Fact: Article III, Section 2 expressly describes and circumscribes the judicial Power of the Supreme Court and all inferior Courts established by Congress.

The judicial Power shall extend to all Cases, in Law and Equity, arising under this Constitution, the Laws of the United States, and Treaties made, or which shall be made, under their Authority

Moreover, the “judicial Power”, aka the “judiciary” was understood by definitions in use at the time of the Constitution’s drafting to mean courts of law:

That branch of government which is concerned in the trial and determination of controversies between parties, and of criminal prosecutions; the system of courts of justice in a government. An independent judiciary is the firmest bulwark of freedom.

https://webstersdictionary1828.com/Dictionary/judiciary

Jurisprudence, then as now, was “the science of the law”

https://webstersdictionary1828.com/Dictionary/jurisprudence

Jurists were and are men knowledgeable in the law.

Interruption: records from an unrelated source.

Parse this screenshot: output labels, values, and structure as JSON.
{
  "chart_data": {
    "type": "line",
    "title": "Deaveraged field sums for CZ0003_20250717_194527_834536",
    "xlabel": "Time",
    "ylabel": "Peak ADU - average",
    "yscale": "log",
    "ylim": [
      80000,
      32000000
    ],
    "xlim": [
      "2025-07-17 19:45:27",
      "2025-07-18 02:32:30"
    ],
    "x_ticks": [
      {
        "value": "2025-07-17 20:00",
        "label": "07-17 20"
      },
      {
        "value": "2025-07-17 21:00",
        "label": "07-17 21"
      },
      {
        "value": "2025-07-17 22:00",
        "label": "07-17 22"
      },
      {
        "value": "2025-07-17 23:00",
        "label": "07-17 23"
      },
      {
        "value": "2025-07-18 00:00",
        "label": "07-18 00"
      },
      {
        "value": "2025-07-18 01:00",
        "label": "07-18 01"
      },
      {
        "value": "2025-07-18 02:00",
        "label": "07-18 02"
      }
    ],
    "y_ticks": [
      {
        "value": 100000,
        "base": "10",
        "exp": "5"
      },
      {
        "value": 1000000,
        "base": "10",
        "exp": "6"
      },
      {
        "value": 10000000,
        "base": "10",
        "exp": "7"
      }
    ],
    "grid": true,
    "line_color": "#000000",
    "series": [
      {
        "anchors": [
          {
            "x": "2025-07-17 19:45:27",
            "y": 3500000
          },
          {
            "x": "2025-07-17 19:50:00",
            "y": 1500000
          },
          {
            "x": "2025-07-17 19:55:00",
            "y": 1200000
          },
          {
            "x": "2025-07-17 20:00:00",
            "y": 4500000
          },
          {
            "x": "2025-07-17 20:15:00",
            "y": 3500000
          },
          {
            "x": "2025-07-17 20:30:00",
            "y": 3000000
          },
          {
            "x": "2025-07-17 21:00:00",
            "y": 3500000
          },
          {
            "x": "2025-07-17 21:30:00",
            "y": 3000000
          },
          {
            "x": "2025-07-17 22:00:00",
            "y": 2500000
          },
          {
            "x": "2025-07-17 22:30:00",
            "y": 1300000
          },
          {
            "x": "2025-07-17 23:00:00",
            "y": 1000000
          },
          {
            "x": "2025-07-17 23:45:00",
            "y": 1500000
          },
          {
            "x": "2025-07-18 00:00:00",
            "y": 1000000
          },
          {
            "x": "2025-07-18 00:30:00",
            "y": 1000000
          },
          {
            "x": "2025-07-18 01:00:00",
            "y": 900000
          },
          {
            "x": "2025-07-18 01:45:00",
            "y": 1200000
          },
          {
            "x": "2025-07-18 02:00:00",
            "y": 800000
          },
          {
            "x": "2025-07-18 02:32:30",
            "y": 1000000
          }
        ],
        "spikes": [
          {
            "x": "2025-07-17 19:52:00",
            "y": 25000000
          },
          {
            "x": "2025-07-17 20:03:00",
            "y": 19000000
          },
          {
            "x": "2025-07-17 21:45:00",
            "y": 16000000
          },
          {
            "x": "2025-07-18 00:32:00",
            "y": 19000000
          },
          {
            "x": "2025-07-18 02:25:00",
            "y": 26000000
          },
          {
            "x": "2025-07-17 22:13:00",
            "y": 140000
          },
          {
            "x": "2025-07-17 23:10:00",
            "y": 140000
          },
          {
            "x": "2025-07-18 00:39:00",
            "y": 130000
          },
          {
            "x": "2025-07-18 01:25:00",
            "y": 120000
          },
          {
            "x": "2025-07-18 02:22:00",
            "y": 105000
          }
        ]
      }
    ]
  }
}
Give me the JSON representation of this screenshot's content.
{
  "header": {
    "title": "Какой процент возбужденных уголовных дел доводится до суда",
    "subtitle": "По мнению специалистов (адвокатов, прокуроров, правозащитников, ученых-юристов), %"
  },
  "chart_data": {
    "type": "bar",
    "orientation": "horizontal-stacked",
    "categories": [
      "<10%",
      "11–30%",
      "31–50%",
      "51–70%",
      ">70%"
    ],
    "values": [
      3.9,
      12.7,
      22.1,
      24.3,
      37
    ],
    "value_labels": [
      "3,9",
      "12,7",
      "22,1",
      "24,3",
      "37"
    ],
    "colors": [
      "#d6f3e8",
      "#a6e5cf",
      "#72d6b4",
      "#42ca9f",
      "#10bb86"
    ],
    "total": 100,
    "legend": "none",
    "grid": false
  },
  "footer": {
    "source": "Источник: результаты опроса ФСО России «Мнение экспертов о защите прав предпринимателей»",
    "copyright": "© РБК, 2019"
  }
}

https://webstersdictionary1828.com/Dictionary/jurist

And a “Justice” (e.g., the Chief Justice of the United States) was and is someone empowered to hold court and administer “justice”, which is done through “practical conformity to the laws.”

https://webstersdictionary1828.com/Dictionary/justice

Finally, one cannot overlook that Article VI of the Constitution declares it unambiguously to be the supreme law of the land.

Which is how Marshall came to conclude that an act of the legislature contrary to the Constitution cannot stand and is automatically void.

The unconstitutionality of an act of a legislature (and consequent invalidity) is not an arbitrary declaration by the judicial Power but the inevitable consequence of its conflict with the strictures of the Constitution itself.